Sofosbuvir plus simeprevir for the treatment of HCV genotype 4 patients with advanced fibrosis or compensated cirrhosis is highly efficacious in real life.

Chronic hepatitis C virus (HCV) infection is a major cause of chronic liver disease and liver-related death. Recently, multiple regimens of different direct-acting antiviral agents (DAAs) have been registered. Although treatment with sofosbuvir (SOF) and simeprevir (SMV) is registered for the treatment of genotype 4 patients in some countries, data on efficacy of this combination are lacking. We aimed to assess the efficacy of SOF and SMV with or without RBV during 12 weeks in a real-life cohort of genotype 4 HCV patients.
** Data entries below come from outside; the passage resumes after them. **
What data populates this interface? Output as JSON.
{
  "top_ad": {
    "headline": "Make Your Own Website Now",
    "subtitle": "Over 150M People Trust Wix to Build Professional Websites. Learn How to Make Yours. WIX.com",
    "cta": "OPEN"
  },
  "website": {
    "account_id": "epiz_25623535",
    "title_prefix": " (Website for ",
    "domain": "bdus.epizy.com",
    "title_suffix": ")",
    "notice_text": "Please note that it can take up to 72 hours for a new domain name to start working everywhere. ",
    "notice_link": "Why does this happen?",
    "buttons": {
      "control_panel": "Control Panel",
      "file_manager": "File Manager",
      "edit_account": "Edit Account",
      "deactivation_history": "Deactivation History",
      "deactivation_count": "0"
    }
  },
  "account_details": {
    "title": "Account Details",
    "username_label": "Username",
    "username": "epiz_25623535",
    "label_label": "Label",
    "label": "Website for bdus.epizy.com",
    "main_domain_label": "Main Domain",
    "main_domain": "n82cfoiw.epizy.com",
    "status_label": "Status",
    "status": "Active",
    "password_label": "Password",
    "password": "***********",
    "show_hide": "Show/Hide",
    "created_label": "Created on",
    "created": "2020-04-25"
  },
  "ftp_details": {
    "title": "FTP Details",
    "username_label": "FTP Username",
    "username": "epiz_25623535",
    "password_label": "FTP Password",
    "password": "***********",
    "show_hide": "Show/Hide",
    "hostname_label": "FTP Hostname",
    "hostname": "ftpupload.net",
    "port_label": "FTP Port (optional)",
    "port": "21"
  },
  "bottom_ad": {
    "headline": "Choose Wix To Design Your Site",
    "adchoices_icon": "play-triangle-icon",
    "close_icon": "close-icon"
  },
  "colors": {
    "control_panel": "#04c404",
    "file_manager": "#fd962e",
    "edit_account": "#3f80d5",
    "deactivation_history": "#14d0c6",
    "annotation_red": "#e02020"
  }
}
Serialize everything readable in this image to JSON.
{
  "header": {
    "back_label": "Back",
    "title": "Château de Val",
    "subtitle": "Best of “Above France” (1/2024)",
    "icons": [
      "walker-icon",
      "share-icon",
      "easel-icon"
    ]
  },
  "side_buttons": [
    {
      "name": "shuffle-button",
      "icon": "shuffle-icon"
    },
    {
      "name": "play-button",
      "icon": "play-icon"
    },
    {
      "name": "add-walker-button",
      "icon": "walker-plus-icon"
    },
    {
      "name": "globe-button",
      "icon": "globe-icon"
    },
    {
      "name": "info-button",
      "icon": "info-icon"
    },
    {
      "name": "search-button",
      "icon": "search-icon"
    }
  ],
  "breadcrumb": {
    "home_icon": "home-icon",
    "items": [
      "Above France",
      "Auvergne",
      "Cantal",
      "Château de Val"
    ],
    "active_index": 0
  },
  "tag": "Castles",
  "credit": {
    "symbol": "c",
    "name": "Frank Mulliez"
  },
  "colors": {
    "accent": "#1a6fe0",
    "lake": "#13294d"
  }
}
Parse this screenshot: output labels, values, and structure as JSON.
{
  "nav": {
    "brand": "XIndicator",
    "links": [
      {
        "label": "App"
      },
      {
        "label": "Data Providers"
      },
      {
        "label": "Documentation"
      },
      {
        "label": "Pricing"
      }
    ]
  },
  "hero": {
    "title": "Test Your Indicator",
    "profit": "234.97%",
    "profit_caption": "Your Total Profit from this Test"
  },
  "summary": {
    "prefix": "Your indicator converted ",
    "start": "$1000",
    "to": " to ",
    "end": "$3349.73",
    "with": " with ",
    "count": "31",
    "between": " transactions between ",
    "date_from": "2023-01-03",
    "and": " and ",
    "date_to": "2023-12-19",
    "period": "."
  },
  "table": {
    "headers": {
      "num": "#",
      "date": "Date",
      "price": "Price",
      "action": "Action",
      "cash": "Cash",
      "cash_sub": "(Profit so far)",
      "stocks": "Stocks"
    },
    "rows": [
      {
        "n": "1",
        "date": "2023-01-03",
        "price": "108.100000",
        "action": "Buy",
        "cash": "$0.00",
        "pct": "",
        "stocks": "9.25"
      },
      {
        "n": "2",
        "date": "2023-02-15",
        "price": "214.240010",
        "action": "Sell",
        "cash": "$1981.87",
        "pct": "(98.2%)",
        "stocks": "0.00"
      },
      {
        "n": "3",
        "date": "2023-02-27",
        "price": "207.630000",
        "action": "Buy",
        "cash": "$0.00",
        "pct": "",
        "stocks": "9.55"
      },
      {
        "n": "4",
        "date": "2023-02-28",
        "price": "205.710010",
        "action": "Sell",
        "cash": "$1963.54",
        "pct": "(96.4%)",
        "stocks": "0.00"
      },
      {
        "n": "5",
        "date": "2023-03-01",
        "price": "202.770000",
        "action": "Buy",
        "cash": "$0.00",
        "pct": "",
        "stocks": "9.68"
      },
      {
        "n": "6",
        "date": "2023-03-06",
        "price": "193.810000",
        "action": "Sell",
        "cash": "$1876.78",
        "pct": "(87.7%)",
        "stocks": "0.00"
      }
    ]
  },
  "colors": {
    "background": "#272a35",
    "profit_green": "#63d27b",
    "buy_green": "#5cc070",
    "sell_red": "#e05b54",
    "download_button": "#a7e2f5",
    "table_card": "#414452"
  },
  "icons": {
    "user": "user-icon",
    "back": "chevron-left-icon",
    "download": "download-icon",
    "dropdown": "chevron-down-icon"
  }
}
A retrospective multicentre observational study was conducted in 4 hospitals in Amsterdam, the Netherlands, including patients with advanced liver fibrosis or liver cirrhosis treated with SOF plus SMV with or without RBV during 12 weeks for a genotype 4 chronic HCV infection from 1 January 2015 to 1 August 2015. Sustained viral response (SVR) was established at week 12 after end of treatment. A total of 53 patients with genotype 4 HCV infection, treatment naïve and experienced, were included. SVR was achieved in 49 of 53 patients (92%). The four failures all had a virological relapse and did not receive ribavirin. Three were nonresponder to earlier interferon-based treatment, and one was treatment naive. In this real-life cohort of patients with HCV genotype 4 infection and advanced liver fibrosis/cirrhosis, we show that treatment with SOF and SMV is effective. The addition of RBV could be considered in treatment-experienced patients as recommended in guidelines.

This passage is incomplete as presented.